Walter doesn’t make it home — as you will have no doubt guessed from the omens and cross-marked graves. And Rilla of Ingleside does an extraordinary job of conveying the anguish and worry of having sons far away in the trenches, fighting endless bloody battles to take and retake small pieces of ground, while at home you have to go on living and working and, all the time, tracking the faraway battles, waiting for the casualty lists, asking again and again, as Rilla writes in her diary, “Over there in France tonight — does the line hold?”
Series books set in the real world must take into account the actual turns of history. The horseless carriage replaces the horse and buggy. New dances become popular. The world goes to war. And finally, a hundred years ago this November, the war comes to an end and the soldiers left alive can come home to their waiting families. “Did I ever say November was an ugly month?” Rilla asks when the Armistice comes.

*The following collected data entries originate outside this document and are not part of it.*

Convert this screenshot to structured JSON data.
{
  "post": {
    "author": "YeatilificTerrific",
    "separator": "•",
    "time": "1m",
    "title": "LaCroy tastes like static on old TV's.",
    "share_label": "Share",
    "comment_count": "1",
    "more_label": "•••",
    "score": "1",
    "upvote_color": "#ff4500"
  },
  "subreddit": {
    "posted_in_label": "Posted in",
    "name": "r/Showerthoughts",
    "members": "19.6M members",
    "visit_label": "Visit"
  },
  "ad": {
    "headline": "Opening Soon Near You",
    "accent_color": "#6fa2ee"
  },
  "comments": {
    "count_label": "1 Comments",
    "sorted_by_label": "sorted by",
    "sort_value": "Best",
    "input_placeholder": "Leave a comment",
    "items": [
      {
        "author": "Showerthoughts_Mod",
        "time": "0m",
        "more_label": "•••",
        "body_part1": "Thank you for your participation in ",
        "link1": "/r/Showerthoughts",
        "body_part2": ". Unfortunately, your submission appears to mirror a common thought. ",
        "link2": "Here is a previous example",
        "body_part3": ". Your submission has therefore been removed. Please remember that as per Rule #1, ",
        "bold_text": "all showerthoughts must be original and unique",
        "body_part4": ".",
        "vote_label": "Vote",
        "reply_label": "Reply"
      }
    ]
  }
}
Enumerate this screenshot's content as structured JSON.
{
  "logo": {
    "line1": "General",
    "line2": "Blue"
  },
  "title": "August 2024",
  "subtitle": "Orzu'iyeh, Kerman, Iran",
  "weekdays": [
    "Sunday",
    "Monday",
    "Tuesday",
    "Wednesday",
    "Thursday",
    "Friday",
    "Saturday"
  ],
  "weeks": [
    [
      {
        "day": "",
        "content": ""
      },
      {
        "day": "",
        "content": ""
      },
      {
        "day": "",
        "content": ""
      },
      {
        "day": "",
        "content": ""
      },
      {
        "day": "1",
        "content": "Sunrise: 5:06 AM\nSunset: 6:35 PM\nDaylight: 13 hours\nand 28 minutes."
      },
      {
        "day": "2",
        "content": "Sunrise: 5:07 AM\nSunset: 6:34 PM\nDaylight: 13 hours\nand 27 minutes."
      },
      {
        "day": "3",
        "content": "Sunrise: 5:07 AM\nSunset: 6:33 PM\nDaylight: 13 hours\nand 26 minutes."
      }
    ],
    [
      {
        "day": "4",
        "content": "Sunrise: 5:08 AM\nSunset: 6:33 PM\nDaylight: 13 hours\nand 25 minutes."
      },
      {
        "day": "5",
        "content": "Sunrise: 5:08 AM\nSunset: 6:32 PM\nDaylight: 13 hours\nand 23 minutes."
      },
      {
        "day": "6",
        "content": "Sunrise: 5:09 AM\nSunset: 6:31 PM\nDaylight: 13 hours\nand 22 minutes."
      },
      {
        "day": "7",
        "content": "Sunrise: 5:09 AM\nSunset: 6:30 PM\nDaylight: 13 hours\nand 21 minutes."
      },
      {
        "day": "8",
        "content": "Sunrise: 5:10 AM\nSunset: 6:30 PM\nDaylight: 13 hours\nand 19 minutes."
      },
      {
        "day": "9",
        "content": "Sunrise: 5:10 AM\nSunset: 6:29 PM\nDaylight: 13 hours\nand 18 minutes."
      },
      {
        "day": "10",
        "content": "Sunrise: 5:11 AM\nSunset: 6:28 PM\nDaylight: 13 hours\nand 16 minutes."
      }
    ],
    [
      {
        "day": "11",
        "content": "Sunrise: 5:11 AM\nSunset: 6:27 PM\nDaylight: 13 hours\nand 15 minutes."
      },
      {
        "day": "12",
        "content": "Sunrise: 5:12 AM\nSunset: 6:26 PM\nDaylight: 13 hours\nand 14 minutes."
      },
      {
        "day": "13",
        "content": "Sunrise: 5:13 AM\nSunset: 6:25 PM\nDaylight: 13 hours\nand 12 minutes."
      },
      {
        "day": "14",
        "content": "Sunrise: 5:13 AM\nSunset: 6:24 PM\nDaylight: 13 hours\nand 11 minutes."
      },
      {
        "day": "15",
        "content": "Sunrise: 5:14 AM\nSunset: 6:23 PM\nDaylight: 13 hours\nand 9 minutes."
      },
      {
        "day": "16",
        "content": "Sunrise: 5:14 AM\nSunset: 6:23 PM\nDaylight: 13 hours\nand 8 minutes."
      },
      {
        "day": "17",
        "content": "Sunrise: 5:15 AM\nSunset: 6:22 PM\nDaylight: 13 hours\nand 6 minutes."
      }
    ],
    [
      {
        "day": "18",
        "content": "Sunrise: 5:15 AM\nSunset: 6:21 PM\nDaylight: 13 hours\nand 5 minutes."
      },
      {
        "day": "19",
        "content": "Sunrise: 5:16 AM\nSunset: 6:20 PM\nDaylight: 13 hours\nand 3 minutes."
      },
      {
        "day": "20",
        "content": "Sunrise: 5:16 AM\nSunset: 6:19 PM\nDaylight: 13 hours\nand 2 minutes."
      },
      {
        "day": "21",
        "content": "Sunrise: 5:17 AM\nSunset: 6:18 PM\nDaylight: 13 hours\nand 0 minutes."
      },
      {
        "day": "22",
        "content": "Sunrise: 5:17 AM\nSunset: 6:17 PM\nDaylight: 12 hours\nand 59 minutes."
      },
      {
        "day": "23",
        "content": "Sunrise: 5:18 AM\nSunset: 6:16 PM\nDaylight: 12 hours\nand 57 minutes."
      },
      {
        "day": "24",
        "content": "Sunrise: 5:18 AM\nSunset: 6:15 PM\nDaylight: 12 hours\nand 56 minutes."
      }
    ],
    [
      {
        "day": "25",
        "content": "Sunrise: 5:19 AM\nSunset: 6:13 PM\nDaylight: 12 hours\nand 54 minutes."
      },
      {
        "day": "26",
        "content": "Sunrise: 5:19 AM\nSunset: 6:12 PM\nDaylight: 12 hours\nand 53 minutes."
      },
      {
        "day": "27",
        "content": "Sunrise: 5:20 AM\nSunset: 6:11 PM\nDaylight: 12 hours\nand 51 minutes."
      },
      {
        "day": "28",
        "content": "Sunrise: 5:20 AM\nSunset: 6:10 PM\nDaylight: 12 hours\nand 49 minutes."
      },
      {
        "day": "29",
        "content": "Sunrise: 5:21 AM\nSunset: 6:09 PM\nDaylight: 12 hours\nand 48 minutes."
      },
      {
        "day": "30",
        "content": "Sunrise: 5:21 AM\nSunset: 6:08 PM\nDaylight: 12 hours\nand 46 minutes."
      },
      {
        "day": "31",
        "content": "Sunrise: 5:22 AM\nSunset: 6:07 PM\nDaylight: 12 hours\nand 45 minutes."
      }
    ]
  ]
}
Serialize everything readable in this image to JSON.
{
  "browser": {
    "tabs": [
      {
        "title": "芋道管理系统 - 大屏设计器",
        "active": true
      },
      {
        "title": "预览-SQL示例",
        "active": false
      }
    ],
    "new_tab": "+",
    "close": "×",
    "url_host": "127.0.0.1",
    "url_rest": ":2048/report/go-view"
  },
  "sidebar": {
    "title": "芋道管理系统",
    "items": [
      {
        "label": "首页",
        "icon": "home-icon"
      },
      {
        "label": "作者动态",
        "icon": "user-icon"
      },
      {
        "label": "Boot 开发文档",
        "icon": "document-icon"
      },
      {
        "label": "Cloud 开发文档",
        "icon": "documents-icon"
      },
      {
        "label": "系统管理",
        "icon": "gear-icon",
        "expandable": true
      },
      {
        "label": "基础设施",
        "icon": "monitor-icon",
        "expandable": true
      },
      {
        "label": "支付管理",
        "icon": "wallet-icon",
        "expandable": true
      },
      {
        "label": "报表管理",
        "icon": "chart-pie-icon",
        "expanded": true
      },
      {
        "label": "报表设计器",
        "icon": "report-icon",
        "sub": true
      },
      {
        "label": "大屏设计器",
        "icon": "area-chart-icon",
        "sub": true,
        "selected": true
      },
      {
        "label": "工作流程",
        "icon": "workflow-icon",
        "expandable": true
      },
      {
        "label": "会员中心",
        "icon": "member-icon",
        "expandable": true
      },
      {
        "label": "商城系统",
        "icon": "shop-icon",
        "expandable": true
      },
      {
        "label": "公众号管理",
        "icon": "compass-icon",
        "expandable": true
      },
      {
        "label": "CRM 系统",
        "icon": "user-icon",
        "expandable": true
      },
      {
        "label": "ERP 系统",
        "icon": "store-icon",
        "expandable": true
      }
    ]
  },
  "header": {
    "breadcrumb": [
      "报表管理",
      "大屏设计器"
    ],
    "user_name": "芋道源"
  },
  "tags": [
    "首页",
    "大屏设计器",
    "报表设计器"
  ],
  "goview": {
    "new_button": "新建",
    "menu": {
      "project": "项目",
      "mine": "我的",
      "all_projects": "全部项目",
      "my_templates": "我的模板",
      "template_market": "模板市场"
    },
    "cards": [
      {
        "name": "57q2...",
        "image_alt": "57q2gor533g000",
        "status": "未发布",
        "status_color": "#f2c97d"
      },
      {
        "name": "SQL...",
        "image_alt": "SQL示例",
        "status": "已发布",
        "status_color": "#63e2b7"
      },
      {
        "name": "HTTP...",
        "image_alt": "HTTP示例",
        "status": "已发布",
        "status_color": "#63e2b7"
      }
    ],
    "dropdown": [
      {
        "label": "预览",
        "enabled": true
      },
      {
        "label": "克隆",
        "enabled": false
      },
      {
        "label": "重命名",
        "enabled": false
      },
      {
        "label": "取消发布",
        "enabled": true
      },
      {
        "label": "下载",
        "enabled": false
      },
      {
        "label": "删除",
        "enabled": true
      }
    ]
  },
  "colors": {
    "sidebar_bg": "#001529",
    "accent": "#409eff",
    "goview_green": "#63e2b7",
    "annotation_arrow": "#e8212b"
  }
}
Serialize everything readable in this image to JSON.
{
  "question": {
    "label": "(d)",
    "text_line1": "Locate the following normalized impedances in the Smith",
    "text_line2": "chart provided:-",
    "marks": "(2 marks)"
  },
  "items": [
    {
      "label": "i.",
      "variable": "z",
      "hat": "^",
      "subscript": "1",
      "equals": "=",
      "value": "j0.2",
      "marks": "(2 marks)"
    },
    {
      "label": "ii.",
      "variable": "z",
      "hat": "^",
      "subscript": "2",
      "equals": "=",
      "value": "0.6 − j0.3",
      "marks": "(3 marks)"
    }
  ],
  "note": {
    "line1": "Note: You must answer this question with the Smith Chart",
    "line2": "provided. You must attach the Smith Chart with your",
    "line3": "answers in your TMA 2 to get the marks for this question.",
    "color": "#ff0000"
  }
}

Why it’s the most beautiful month in the whole year. Listen to the bells ringing. […] They’re ringing for peace — and new happiness — and all the dear, sweet, sane, homey things that we can have again now […] Soon we’ll sober down — and “keep faith” — and begin to build up our new world. But just for today let’s be mad and glad.
At this centennial moment, as we rethink and reinterpret the enduring legacy of World War I, it’s interesting to reread these narratives of children growing up into their historical destinies. They do not know they are a war generation, but they are carried forward by time, which moves as inexorably as any book series.
Perri Klass is professor of journalism and pediatrics at New York University. She is the author of Treatment Kind and Fair: Letters to a Young Doctor (2007) and The Mercy Rule (2008), a novel.